Yes, that's right. Close your laptops, put down your phones, and walk to the closest bathroom, or vanity, or wherever else you can see your reflection the most clearly. Pretend like you're the only person in the world for a little while.

Are you there? Good.

Now I want you to look at yourself, very closely.

Start with your eyes. How beautiful they look underneath the light; you can see all their colors, just like a painting! Something that unique belongs in an art museum, don't you think?

Those eyes of yours have seen so many wonderful things. Think of all the sunsets they've allowed you to witness, all the times your best friends have grinned from ear-to-ear and all the books you've read.

Now, look at your lips. Think of all the lovely people they may have kissed, all the Thanksgiving dinners they've touched and all the funny faces they've helped you express.
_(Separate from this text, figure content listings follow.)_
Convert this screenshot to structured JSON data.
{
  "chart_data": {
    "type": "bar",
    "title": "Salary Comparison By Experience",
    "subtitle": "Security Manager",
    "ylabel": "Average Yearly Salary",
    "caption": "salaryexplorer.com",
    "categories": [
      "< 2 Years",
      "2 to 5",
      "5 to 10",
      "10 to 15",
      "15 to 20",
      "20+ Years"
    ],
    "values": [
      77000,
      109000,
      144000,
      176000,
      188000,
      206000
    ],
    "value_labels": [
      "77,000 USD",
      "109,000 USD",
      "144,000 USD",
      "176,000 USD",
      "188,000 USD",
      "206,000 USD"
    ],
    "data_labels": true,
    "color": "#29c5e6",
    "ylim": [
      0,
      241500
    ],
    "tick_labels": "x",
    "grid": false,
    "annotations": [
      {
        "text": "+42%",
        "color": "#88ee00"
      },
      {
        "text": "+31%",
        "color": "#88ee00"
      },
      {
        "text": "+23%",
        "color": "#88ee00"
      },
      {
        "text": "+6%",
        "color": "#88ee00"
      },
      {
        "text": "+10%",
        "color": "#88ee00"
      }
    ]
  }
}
Think all of the times they've opened to exude laughter and joy, to express awe and other associated feelings words cannot express.

Now it's time to examine your arms. Shrug your shoulders and admire the way they fall so gently at your sides, like water flowing from the mouth of a river. Think of all the wonderful things they've helped you to reach, of all the trees they've helped you climb and monkey bars they've helped you swing through. Think of all the people they've hugged, and all the dogs they've helped you pet.

Finally, move to your legs. Think of all the races they've helped you win, all the hurdles they've helped you jump through and all the lengths they've helped you swim.

Think of all the pristine places they've carried you to, and reflect upon all the places you'll soon be heading to.

Can't you see now that you're a masterpiece, dripping with color and beauty, emotion and experience, from every fiber of your being?